We propose and experimentally demonstrate a novel physical layer encryption scheme for high-speed optical communication. A 10 Gb/s on-off keying signal is secretly transmitted over 100 km standard single-mode fiber. The intensity-modulated message is secured by the encryption mechanism, which is composed of an external noise source and an internal time-delayed feedback loop. The external noise serves as an entropy source with sufficient randomness. The feedback loop structure in the transmitter introduces a time-domain encryption key space, and a corresponding open-loop configuration at the receiver side is used for synchronization and decryption. Experiment results show the effectiveness of the proposed scheme. For a legitimate terminal, bit error rate below 10−8 can be obtained. Decryption degradations with the mismatch of different hardware parameters are researched. The time delay in the feedback loop provides a sensitive encryption key. For other hardware parameters, the system is robust enough for synchronization.
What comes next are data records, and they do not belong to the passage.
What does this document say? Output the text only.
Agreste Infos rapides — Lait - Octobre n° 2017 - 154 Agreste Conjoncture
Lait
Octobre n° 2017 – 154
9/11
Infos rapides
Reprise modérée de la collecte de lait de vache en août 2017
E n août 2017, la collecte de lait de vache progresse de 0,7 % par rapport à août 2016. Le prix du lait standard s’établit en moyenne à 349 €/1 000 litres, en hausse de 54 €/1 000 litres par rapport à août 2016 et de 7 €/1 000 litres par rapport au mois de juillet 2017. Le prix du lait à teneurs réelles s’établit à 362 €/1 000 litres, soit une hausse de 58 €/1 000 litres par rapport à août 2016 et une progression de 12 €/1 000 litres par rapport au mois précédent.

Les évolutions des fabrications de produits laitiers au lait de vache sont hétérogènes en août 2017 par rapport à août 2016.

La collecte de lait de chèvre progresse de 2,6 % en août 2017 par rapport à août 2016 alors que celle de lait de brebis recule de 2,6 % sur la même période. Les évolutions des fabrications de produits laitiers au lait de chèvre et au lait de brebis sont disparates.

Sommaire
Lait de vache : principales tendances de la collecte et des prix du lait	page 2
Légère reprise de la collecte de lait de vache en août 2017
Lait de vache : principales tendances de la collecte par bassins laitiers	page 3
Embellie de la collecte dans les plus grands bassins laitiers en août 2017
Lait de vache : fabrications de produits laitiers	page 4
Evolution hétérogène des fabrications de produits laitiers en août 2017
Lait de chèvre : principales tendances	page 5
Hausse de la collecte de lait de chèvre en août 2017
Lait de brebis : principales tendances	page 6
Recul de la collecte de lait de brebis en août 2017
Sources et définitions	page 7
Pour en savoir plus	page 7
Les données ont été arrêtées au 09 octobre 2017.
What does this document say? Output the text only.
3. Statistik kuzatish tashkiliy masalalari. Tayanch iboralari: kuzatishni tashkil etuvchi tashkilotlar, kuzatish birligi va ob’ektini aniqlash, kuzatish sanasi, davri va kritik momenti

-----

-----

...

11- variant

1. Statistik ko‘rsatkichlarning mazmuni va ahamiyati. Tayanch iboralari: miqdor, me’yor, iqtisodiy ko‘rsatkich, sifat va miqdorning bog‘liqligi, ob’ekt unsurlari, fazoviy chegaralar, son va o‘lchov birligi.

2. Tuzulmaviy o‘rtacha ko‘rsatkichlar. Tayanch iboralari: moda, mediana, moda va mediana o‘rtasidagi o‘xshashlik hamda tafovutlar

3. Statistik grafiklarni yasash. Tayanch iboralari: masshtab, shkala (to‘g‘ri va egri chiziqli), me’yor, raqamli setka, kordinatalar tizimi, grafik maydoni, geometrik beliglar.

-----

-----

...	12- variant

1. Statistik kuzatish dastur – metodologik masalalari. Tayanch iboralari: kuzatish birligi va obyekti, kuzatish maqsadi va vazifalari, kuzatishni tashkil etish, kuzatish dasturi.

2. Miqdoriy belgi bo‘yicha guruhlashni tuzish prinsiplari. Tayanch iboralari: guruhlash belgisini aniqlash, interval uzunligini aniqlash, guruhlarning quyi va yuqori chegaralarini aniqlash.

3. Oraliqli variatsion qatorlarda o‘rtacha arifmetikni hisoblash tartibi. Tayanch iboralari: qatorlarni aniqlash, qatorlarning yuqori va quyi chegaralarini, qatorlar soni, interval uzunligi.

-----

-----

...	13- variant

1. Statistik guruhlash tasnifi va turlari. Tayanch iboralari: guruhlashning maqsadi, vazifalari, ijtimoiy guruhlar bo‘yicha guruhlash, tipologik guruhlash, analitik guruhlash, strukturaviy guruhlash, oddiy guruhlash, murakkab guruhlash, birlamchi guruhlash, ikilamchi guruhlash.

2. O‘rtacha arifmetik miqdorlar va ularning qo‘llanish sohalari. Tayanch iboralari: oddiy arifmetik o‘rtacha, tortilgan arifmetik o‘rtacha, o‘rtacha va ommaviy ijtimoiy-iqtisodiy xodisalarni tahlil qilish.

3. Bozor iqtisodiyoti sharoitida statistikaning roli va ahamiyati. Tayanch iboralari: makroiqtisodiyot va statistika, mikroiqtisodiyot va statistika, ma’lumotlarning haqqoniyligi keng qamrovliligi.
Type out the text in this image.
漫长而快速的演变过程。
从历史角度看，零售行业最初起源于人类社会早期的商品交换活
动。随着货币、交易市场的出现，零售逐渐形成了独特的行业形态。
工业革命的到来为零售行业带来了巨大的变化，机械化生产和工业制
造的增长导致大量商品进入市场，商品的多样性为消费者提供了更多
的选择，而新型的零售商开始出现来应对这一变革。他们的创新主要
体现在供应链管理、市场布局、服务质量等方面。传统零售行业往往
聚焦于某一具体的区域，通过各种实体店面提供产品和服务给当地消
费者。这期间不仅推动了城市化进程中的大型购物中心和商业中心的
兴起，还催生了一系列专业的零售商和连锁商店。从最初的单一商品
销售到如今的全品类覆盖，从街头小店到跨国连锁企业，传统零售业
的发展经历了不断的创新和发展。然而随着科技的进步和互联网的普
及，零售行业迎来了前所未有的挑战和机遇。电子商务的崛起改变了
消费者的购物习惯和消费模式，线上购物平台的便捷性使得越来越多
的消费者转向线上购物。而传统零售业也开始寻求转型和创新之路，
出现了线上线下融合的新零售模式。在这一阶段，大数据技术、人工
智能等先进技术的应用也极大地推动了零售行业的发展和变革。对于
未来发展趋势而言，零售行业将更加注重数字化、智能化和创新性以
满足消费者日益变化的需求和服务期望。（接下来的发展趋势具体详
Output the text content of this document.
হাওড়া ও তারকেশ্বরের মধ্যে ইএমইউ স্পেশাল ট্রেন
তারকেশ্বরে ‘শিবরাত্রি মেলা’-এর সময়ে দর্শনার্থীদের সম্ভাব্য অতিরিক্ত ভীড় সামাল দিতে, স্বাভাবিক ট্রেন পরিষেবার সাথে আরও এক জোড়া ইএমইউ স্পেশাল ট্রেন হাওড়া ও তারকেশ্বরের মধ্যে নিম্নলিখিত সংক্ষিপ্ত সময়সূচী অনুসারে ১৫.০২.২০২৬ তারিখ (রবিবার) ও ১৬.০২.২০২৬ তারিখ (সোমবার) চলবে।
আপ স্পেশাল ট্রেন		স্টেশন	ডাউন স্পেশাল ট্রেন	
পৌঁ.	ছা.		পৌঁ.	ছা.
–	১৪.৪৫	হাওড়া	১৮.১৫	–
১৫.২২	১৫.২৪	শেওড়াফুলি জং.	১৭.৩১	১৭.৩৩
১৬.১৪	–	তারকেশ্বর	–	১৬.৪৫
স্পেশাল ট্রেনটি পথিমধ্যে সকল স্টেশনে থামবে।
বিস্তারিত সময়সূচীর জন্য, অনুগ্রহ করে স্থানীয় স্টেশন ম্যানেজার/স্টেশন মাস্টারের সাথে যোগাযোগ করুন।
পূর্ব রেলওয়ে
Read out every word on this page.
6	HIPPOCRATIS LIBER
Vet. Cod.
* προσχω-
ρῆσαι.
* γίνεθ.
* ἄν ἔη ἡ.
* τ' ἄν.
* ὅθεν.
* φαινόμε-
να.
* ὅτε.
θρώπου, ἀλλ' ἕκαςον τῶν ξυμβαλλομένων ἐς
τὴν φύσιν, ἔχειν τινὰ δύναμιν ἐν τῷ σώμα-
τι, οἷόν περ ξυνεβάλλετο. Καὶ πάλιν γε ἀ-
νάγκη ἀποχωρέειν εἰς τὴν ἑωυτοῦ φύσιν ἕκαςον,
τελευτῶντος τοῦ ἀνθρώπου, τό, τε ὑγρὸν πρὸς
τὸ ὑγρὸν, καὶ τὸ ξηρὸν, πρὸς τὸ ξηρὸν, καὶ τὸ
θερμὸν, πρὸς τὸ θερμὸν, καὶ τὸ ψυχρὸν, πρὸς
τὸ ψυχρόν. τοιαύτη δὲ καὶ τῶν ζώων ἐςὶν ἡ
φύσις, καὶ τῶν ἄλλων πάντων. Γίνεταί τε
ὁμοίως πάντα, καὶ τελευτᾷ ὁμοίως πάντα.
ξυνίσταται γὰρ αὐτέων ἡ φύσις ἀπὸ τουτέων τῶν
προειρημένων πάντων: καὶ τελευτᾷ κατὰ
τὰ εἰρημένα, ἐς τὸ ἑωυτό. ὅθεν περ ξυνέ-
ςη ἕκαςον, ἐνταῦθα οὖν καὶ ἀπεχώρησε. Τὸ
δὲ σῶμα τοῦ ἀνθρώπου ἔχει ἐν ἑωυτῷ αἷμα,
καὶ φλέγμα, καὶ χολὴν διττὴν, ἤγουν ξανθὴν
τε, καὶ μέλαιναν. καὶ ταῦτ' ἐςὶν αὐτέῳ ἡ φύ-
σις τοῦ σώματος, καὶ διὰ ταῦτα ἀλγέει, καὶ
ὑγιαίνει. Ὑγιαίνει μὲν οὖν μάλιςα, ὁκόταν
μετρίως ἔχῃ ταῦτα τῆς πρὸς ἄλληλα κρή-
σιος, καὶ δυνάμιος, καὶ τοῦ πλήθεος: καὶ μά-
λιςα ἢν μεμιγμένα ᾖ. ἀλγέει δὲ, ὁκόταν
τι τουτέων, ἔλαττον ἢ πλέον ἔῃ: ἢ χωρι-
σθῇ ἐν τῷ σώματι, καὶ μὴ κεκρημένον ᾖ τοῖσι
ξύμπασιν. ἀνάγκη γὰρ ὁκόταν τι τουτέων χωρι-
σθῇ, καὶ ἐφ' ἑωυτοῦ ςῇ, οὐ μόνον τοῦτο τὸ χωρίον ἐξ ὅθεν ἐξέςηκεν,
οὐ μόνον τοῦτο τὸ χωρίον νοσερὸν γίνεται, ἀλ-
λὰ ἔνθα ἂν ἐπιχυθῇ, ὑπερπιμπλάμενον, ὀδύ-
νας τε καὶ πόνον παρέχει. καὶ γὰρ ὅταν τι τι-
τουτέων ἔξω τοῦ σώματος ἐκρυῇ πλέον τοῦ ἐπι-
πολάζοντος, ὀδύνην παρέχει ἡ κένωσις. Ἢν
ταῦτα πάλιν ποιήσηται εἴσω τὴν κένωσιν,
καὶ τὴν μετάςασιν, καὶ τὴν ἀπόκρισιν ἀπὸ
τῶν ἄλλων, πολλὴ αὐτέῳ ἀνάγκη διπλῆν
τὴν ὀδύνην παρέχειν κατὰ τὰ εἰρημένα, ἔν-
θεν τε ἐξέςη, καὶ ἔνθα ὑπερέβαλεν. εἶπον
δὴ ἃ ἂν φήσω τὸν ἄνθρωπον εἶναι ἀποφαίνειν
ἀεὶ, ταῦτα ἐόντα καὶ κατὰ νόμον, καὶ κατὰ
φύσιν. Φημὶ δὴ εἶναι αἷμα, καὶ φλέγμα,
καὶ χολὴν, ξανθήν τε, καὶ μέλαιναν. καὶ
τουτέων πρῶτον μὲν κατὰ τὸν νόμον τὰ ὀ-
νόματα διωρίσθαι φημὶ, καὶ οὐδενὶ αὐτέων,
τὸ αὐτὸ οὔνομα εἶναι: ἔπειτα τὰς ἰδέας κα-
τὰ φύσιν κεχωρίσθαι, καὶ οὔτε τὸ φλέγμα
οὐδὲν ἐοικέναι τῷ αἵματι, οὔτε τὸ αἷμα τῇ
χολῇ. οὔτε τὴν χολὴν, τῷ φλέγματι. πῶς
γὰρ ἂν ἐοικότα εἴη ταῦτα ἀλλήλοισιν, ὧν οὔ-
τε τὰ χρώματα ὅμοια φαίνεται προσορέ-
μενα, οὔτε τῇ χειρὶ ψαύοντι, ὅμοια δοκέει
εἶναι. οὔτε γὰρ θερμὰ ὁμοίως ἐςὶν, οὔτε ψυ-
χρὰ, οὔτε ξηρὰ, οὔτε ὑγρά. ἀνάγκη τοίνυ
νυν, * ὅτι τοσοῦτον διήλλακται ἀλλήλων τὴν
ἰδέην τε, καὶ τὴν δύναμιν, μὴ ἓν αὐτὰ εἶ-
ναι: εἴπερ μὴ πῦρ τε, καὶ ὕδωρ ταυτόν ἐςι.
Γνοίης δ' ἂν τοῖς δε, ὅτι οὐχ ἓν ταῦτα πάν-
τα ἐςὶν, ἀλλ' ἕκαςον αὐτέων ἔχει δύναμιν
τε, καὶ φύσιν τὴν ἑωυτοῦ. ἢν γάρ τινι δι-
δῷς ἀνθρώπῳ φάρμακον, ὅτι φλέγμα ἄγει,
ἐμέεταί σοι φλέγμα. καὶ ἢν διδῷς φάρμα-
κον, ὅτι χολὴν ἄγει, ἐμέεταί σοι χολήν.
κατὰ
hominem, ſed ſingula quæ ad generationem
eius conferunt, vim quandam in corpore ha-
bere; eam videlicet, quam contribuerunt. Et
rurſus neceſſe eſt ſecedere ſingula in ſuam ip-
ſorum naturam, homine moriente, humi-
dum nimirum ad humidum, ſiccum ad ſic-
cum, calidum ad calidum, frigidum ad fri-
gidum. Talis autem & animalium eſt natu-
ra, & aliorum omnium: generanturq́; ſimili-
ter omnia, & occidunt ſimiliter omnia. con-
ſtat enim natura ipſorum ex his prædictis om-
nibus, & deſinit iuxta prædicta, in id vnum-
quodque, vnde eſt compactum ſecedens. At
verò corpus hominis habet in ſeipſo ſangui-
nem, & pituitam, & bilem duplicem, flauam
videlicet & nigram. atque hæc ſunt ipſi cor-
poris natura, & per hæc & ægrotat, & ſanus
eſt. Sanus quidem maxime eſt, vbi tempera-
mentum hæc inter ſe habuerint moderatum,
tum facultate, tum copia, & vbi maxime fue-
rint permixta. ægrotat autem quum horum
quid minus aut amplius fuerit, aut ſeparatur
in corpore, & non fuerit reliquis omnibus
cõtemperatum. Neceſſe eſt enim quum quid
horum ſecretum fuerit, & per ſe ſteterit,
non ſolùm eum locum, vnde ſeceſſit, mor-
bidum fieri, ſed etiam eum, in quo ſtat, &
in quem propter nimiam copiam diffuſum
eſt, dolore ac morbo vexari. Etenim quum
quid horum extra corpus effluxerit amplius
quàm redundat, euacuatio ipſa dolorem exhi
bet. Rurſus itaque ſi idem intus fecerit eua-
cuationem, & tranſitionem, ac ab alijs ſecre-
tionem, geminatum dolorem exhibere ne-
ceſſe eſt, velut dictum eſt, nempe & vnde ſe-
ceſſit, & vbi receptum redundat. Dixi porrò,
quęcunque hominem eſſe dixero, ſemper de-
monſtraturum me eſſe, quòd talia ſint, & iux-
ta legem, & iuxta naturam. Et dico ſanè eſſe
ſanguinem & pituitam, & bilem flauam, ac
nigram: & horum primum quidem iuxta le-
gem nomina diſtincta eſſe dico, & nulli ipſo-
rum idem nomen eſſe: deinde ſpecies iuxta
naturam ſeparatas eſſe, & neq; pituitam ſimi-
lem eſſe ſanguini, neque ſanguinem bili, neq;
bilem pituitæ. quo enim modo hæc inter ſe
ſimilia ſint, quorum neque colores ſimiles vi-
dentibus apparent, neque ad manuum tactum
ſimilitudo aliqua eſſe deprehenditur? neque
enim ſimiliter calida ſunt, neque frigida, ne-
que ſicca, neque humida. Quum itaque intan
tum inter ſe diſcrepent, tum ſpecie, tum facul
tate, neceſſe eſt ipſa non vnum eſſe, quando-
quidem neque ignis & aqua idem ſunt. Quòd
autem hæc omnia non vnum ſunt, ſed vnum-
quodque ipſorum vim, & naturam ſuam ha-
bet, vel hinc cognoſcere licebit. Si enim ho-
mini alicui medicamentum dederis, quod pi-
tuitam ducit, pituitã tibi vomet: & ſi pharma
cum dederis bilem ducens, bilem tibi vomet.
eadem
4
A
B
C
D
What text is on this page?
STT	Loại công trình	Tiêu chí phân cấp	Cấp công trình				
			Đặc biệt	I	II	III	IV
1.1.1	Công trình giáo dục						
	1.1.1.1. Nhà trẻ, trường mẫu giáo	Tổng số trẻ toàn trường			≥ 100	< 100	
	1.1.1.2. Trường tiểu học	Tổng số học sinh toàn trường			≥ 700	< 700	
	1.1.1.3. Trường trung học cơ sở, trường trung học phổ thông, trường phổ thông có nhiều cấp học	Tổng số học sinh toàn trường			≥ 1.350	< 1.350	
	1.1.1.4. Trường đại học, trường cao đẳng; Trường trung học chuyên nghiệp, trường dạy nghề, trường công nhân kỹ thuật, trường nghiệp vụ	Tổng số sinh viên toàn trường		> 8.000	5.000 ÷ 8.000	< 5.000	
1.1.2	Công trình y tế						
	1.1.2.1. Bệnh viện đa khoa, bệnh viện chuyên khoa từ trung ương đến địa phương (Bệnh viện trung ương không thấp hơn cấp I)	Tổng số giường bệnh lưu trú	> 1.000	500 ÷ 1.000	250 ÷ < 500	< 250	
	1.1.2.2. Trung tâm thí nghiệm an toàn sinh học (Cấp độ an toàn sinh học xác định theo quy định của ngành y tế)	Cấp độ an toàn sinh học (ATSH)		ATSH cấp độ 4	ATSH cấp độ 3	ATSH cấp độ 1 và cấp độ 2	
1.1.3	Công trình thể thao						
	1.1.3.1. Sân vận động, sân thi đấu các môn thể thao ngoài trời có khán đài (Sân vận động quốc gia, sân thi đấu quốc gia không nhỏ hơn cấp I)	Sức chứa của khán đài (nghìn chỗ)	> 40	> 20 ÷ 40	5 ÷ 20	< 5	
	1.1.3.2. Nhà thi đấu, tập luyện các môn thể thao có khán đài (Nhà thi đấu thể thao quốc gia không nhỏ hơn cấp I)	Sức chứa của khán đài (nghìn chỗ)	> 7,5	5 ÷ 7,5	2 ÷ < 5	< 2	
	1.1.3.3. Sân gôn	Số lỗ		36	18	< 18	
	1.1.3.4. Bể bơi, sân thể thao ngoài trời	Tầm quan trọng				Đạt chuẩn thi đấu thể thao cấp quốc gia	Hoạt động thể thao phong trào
Meanwhile, the time-delay signature of the loop is able to be well concealed by the external noise. Moreover, the proposed scheme can support density wavelength division multiplexing transmission with a relatively simple structure. This work also provides a new concept to establish optical secure communication by combining a time-delayed feedback chaotic system and random noise.

中文翻译：

---

具有外部噪声源和内部延时反馈回路的高速光安全通信

我们提出并实验证明了一种用于高速光通信的新型物理层加密方案。10 Gb/s 开关键控信号通过 100 公里标准单模光纤秘密传输。强度调制消息由加密机制保护，加密机制由外部噪声源和内部延时反馈回路组成。外部噪声作为具有足够随机性的熵源。发送端的反馈环结构引入了时域加密密钥空间，接收端采用相应的开环配置进行同步和解密。实验结果表明了所提出方案的有效性。对于合法终端，可以获得低于10-8的误码率。研究了不同硬件参数不匹配导致的解密降级。反馈回路中的时间延迟提供了敏感的加密密钥。对于其他硬件参数，系统足够健壮以进行同步。同时，环路的时延特征能够很好地被外部噪声隐藏。而且，所提出的方案能够以相对简单的结构支持密度波分复用传输。这项工作还提供了一个新的概念，通过结合时滞反馈混沌系统和随机噪声来建立光安全通信。环路的延时特征能够很好地被外部噪声隐藏。而且，所提出的方案能够以相对简单的结构支持密度波分复用传输。这项工作还提供了一种通过将时滞反馈混沌系统和随机噪声相结合来建立光安全通信的新概念。环路的延时特征能够很好地被外部噪声隐藏。而且，所提出的方案能够以相对简单的结构支持密度波分复用传输。这项工作还提供了一种通过将时滞反馈混沌系统和随机噪声相结合来建立光安全通信的新概念。